Red Canal
Fujimori Shigeo
Fujimori Shigeo (1936–1987) was an activist supporting preservation of the Otaru Canal, using art to draw attention to the canal and surrounding warehouses during the city’s economic decline. In his commercial work, Fujimori designed signage and posters, but in the mid-1960s he turned to painting and sketching to support community preservation efforts, creating over 150 landscape paintings of the canal and warehouses in his lifetime.
At the height of Otaru’s economic vigor in the 1920s and 1930s, artists were drawn to Otaru Canal to capture bustling scenes of barges plying the waters and porters unloading cargo. Even in its decline, some artists found a certain bleak beauty in the scenery of decaying barges, disused buildings, and the muddy canal. The Otaru City Museum of Art has numerous canal paintings by local artists in its collection.

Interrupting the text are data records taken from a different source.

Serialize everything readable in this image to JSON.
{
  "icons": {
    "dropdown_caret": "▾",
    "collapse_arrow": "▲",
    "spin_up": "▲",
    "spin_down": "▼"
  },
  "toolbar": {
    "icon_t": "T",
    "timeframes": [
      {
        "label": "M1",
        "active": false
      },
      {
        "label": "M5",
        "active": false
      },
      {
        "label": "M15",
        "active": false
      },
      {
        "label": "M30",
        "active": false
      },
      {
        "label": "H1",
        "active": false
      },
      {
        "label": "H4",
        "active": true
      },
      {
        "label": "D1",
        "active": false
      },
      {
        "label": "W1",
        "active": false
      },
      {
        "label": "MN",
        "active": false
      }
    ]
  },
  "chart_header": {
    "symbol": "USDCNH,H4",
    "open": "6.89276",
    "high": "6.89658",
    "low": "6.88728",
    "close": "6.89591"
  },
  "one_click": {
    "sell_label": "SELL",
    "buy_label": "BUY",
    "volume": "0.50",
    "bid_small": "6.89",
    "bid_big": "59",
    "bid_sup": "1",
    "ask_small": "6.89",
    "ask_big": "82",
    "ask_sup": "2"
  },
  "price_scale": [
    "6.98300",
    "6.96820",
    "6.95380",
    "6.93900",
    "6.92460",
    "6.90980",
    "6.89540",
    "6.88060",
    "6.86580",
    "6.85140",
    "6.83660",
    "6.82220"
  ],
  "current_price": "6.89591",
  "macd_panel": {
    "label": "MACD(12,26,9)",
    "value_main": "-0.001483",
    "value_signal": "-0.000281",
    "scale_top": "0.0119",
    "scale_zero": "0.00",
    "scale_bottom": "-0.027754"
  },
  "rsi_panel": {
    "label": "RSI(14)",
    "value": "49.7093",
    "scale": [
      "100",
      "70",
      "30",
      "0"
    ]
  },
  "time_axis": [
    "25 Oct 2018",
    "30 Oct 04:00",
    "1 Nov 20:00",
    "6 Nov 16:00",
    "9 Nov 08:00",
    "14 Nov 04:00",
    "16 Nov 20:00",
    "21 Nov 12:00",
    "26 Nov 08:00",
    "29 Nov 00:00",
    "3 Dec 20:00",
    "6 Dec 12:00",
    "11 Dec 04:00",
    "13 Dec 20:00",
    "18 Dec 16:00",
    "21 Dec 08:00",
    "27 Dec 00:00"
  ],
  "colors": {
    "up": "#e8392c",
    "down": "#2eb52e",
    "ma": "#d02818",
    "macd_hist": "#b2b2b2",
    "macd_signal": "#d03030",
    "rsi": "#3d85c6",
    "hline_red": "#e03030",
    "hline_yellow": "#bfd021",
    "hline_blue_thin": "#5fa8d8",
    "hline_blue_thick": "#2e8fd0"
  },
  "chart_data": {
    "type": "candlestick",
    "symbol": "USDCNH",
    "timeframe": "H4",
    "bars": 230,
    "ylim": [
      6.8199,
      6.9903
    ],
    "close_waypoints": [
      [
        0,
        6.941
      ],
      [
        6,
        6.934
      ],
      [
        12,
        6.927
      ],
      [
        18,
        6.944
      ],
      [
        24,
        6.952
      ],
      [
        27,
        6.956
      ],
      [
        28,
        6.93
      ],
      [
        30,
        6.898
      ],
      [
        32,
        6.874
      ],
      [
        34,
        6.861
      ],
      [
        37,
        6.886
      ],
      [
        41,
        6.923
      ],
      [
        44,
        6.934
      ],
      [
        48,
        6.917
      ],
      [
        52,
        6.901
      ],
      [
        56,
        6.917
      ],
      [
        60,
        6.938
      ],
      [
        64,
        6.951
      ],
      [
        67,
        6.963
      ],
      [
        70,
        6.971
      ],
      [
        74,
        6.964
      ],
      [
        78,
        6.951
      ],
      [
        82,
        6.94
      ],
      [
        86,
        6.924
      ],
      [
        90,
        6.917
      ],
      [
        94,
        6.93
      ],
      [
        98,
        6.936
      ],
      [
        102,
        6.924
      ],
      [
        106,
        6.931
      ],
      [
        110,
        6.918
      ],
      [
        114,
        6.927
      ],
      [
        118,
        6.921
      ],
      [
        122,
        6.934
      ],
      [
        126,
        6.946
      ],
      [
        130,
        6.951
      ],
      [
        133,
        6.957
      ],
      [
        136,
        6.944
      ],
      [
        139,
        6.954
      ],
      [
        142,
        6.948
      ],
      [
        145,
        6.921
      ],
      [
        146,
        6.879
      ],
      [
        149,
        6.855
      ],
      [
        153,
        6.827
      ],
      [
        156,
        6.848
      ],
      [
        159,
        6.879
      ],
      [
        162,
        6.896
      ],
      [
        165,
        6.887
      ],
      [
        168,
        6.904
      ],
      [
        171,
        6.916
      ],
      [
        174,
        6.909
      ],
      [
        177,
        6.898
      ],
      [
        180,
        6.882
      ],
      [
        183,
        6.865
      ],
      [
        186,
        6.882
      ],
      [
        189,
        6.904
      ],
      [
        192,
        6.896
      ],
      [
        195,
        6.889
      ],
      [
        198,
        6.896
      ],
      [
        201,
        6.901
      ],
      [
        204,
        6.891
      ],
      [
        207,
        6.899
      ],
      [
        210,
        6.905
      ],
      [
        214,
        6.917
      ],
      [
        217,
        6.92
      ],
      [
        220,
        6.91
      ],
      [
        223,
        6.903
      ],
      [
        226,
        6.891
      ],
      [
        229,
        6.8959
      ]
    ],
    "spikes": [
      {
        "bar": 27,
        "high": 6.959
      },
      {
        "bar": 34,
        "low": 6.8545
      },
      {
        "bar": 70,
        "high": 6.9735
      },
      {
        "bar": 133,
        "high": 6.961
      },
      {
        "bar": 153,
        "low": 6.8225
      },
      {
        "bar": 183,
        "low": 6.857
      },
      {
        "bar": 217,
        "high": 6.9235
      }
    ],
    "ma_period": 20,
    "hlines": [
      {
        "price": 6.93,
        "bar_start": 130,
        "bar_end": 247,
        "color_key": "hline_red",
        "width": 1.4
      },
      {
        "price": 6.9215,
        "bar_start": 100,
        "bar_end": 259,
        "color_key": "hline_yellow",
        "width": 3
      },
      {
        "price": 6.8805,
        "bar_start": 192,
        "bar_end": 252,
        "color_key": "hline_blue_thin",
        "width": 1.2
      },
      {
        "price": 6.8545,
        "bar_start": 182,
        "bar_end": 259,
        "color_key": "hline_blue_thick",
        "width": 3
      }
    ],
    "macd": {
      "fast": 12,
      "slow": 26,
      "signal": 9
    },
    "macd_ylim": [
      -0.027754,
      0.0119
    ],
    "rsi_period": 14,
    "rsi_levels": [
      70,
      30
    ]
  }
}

Fujimori served as executive director of the Otaru Canal Preservation Movement for several years and was instrumental in planning events to revitalize the city. In the mid1960s, he helped launch the Otaru Ushio Festival (Otaru Tide Festival). The annual event runs over three days each July and now attracts around a million visitors with fireworks, music, and a parade of almost 10,000 dancers through the city streets.
One of Fujimori’s last works, Red Canal, was painted in 1985 when workers began to reclaim part of the canal for a new road. Fujimori wanted to preserve the entire canal and is said to have expressed his frustration by covering the image in a wash of red ink.